General management of dog bites should not use erythromycin alone because of resistance from Pasturella species.5 One study showed that 70% of patients with Pasturella multocida had received inadequate or incorrect antibiotics before hospitalization.5,7 This study also showed that infected wounds that present in under 12 hours from dog bites typically are from Pasturella, while those that present after more than 12 hours are more likely to be infected with Staphylococcus or anaerobes, due to the high virulence of Pasturella.5 In addition to antibiotics, the most important aspect of treatment is an adequate débridement of deep penetrating wounds. Wounds should also be left open for continued drainage.5
Inpatient antibiotic treatment for dog bite wounds must cover not only Pasturella but also anaerobes and staphylococci.5,6 Morgan and Palmere5 recommend empiric use of imipenem intravenously for severe infections, which is similar to the antibiotic this patient received after surgical intervention. For patients with allergies to penicillin, another option is ciprofloxacin plus metronidazole.5
ACTS is defined by progressive median nerve symptoms resulting from a pressure threshold of 20 to 30 mm Hg within the carpal tunnel, which compromises the epineurial blood flow of the median nerve.8 Although there are many different causes of ACTS, they all have the same pathophysiology in common, which is a decrease in epineural blood flow, leading to dysfunction of the median nerve and thus to the need for urgent surgical decompression.1 If carpal tunnel release is performed early, the nerve often fully recovers; however, the longer the delay, the higher the risk of permanent nerve injury.1 Although most of this patient's function did return, she had yet to regain her full function even 1 month after surgery.

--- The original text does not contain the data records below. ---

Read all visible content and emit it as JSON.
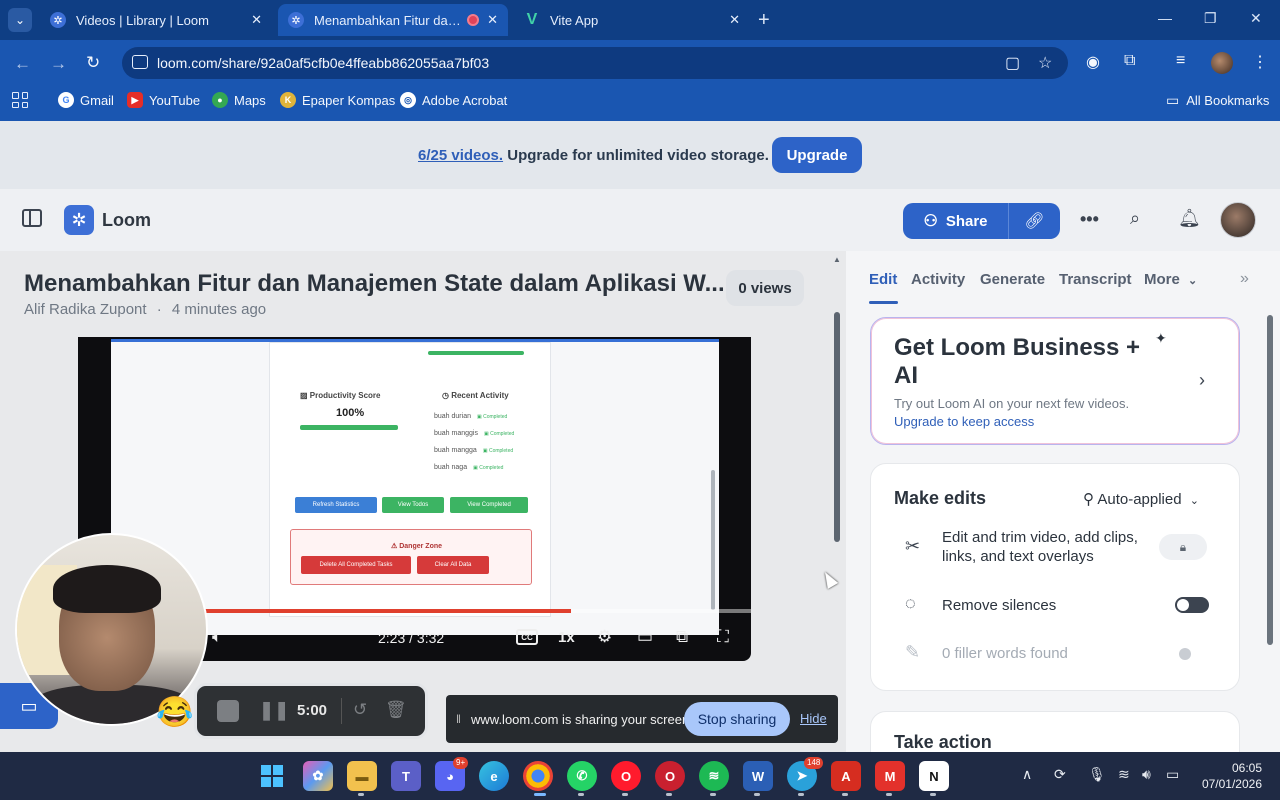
{
  "browser": {
    "tabs": [
      {
        "title": "Videos | Library | Loom",
        "active": false
      },
      {
        "title": "Menambahkan Fitur dan M",
        "active": true
      },
      {
        "title": "Vite App",
        "active": false
      }
    ],
    "url": "loom.com/share/92a0af5cfb0e4ffeabb862055aa7bf03",
    "bookmarks": [
      "Gmail",
      "YouTube",
      "Maps",
      "Epaper Kompas",
      "Adobe Acrobat"
    ],
    "all_bookmarks": "All Bookmarks"
  },
  "banner": {
    "link_text": "6/25 videos.",
    "text": "Upgrade for unlimited video storage.",
    "button": "Upgrade"
  },
  "header": {
    "logo": "Loom",
    "share_label": "Share"
  },
  "video": {
    "title": "Menambahkan Fitur dan Manajemen State dalam Aplikasi W...",
    "author": "Alif Radika Zupont",
    "age": "4 minutes ago",
    "views": "0 views",
    "time_display": "2:23 / 3:32",
    "progress": 0.674,
    "speed": "1x",
    "cc_label": "CC",
    "content": {
      "productivity_title": "Productivity Score",
      "productivity_value": "100%",
      "recent_title": "Recent Activity",
      "recent_items": [
        "buah durian",
        "buah manggis",
        "buah mangga",
        "buah naga"
      ],
      "recent_status": "Completed",
      "buttons": [
        "Refresh Statistics",
        "View Todos",
        "View Completed"
      ],
      "danger_title": "Danger Zone",
      "danger_buttons": [
        "Delete All Completed Tasks",
        "Clear All Data"
      ]
    }
  },
  "recorder": {
    "time": "5:00"
  },
  "screen_share": {
    "message": "www.loom.com is sharing your screen.",
    "stop_label": "Stop sharing",
    "hide_label": "Hide"
  },
  "panel": {
    "tabs": [
      "Edit",
      "Activity",
      "Generate",
      "Transcript",
      "More"
    ],
    "promo": {
      "title": "Get Loom Business + AI",
      "subtitle": "Try out Loom AI on your next few videos.",
      "link": "Upgrade to keep access"
    },
    "edits": {
      "title": "Make edits",
      "mode": "Auto-applied",
      "rows": [
        {
          "text": "Edit and trim video, add clips, links, and text overlays"
        },
        {
          "text": "Remove silences"
        },
        {
          "text": "0 filler words found"
        }
      ]
    },
    "take_action": "Take action"
  },
  "taskbar": {
    "badges": [
      "9+",
      "148"
    ],
    "time": "06:05",
    "date": "07/01/2026"
  },
  "colors": {
    "brand": "#2d63c8",
    "chrome": "#1a56b1",
    "progress": "#e0402e"
  }
}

In conclusion, the patient in this case report incurred a deep puncture wound from a canine bite, which resulted in a significant amount of purulence within the carpal tunnel and surrounding flexor tendons. Although she was started on appropriate antibiotics, she most likely did not undergo a thorough irrigation and débridement of her deep tissues in the emergency department on her initial presentation. This likely led to the inoculation of bacteria within the carpal tunnel that continued to develop into ACTS.

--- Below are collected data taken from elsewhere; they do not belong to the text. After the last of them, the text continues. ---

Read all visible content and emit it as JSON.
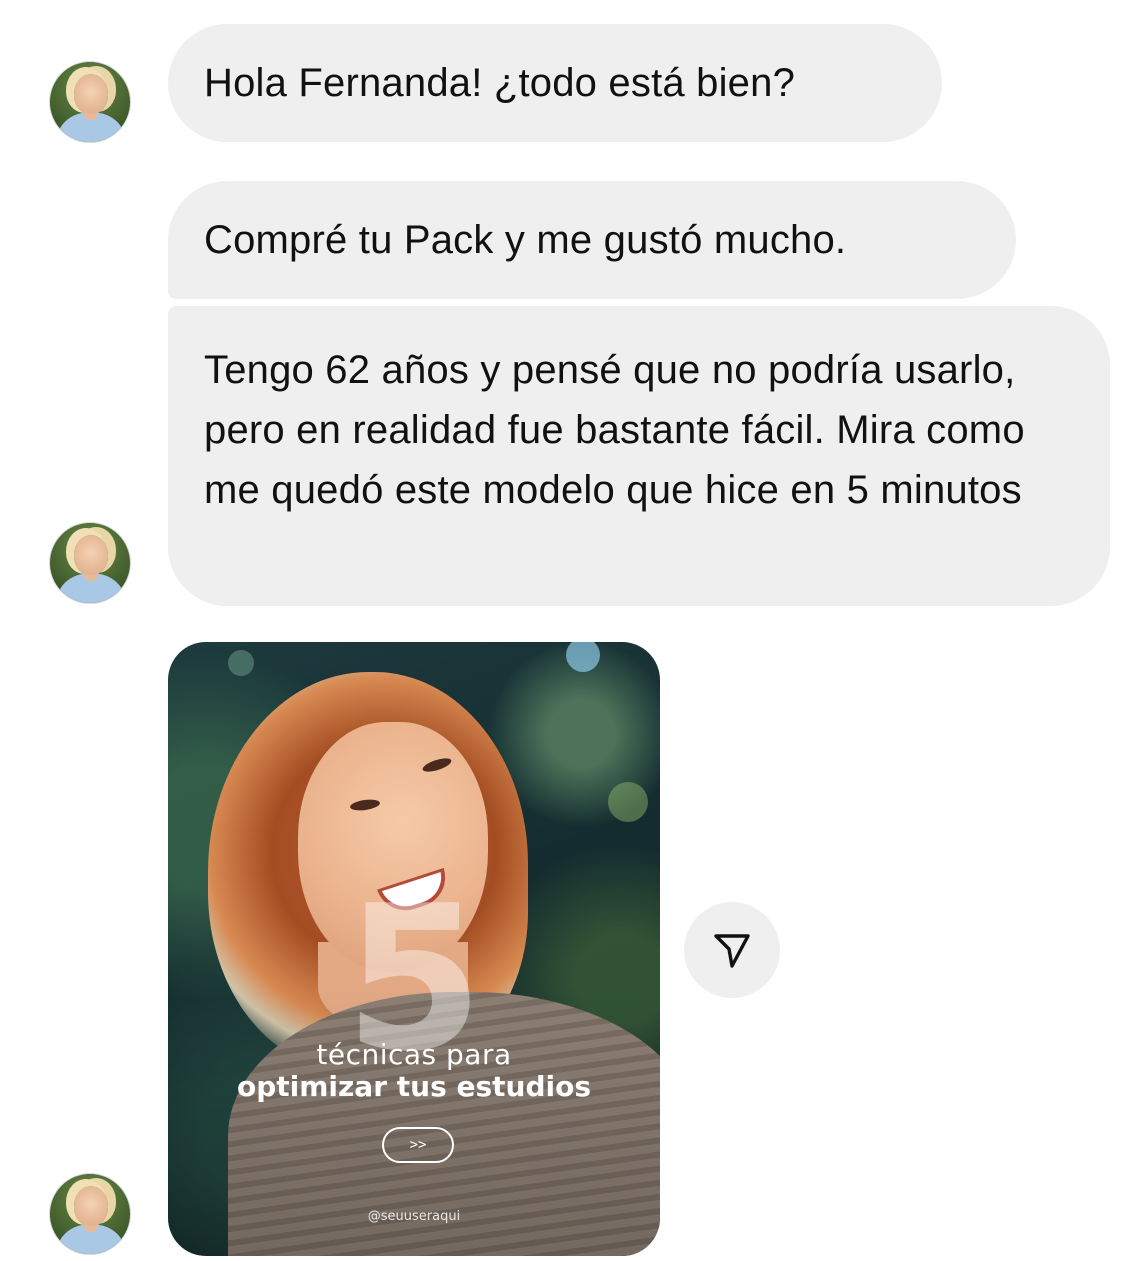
{
  "messages": [
    {
      "text": "Hola Fernanda! ¿todo está bien?"
    },
    {
      "text": "Compré tu Pack y me gustó mucho."
    },
    {
      "text": "Tengo 62 años y pensé que no podría usarlo, pero en realidad fue bastante fácil. Mira como me quedó este modelo que hice en 5 minutos"
    }
  ],
  "shared_post": {
    "number": "5",
    "line1": "técnicas para",
    "line2": "optimizar tus estudios",
    "button_label": ">>",
    "handle": "@seuuseraqui"
  },
  "icons": {
    "avatar": "contact-avatar",
    "share": "send-paper-plane-icon"
  },
  "colors": {
    "bubble": "#efefef",
    "text": "#111111",
    "background": "#ffffff"
  }
}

1. Gillig JD, White SD, Rachel JN: Acute carpal tunnel syndrome: A review of current literature. Orthop Clin North Am 2016;47:599–607.
2. Sbai MA, Dabloun S, Benzarti S, Khechimi M, Jenzeri A, Maalla R: Acute carpal tunnel syndrome of the hand following a cat bite. Pan Afr Med J 2015;21:206.

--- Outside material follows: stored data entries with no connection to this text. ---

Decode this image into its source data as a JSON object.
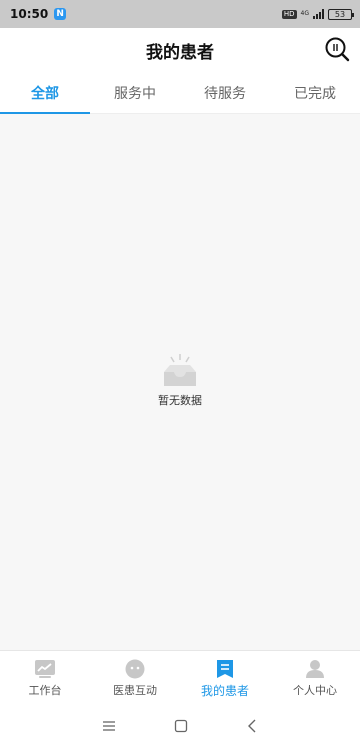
{
  "status_bar": {
    "time": "10:50",
    "app_badge": "N",
    "hd": "HD",
    "network_top": "4G",
    "battery": "53"
  },
  "header": {
    "title": "我的患者",
    "search_icon": "search-icon"
  },
  "tabs": [
    {
      "label": "全部",
      "active": true
    },
    {
      "label": "服务中",
      "active": false
    },
    {
      "label": "待服务",
      "active": false
    },
    {
      "label": "已完成",
      "active": false
    }
  ],
  "empty_state": {
    "icon": "empty-tray-icon",
    "text": "暂无数据"
  },
  "bottom_nav": [
    {
      "label": "工作台",
      "icon": "chart-icon",
      "active": false
    },
    {
      "label": "医患互动",
      "icon": "chat-bubble-icon",
      "active": false
    },
    {
      "label": "我的患者",
      "icon": "bookmark-list-icon",
      "active": true
    },
    {
      "label": "个人中心",
      "icon": "person-icon",
      "active": false
    }
  ],
  "system_nav": [
    "menu-icon",
    "home-icon",
    "back-icon"
  ],
  "colors": {
    "accent": "#1e97e6",
    "background": "#f7f7f7",
    "inactive_icon": "#c7c7c7"
  }
}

3. Raval P, Khan W, Haddad B, Mahapatra AN: Bite injuries to the hand: Review of the literature. Open Orthop J 2014;8:204–208.
4. Wiggins ME, Akelman E, Weiss AP: The management of dog bites and dog bite infections to the hand. Orthopedics 1994;17:617–623.
5. Morgan M, Palmer J: Dog bites. BMJ 2007;334:413–417.
6. Talan DA, Citron DM, Abrahamian FM, Moran GJ, Goldstein EJ: Bacteriologic analysis of infected dog and cat bites. Emergency Medicine Animal Bite Infection Study Group. N Engl J Med 1999;340:85–92.
7. Holm M, Tärnvik A: Hospitalization due to Pasteurella multocida
-infected animal bite wounds: Correlation with inadequate primary antibiotic medication. Scand J Infect Dis 2000;32:181–183.
8. Michelsen H, Posner MA: Medical history of carpal tunnel syndrome. Hand Clin 2002;18:257–268.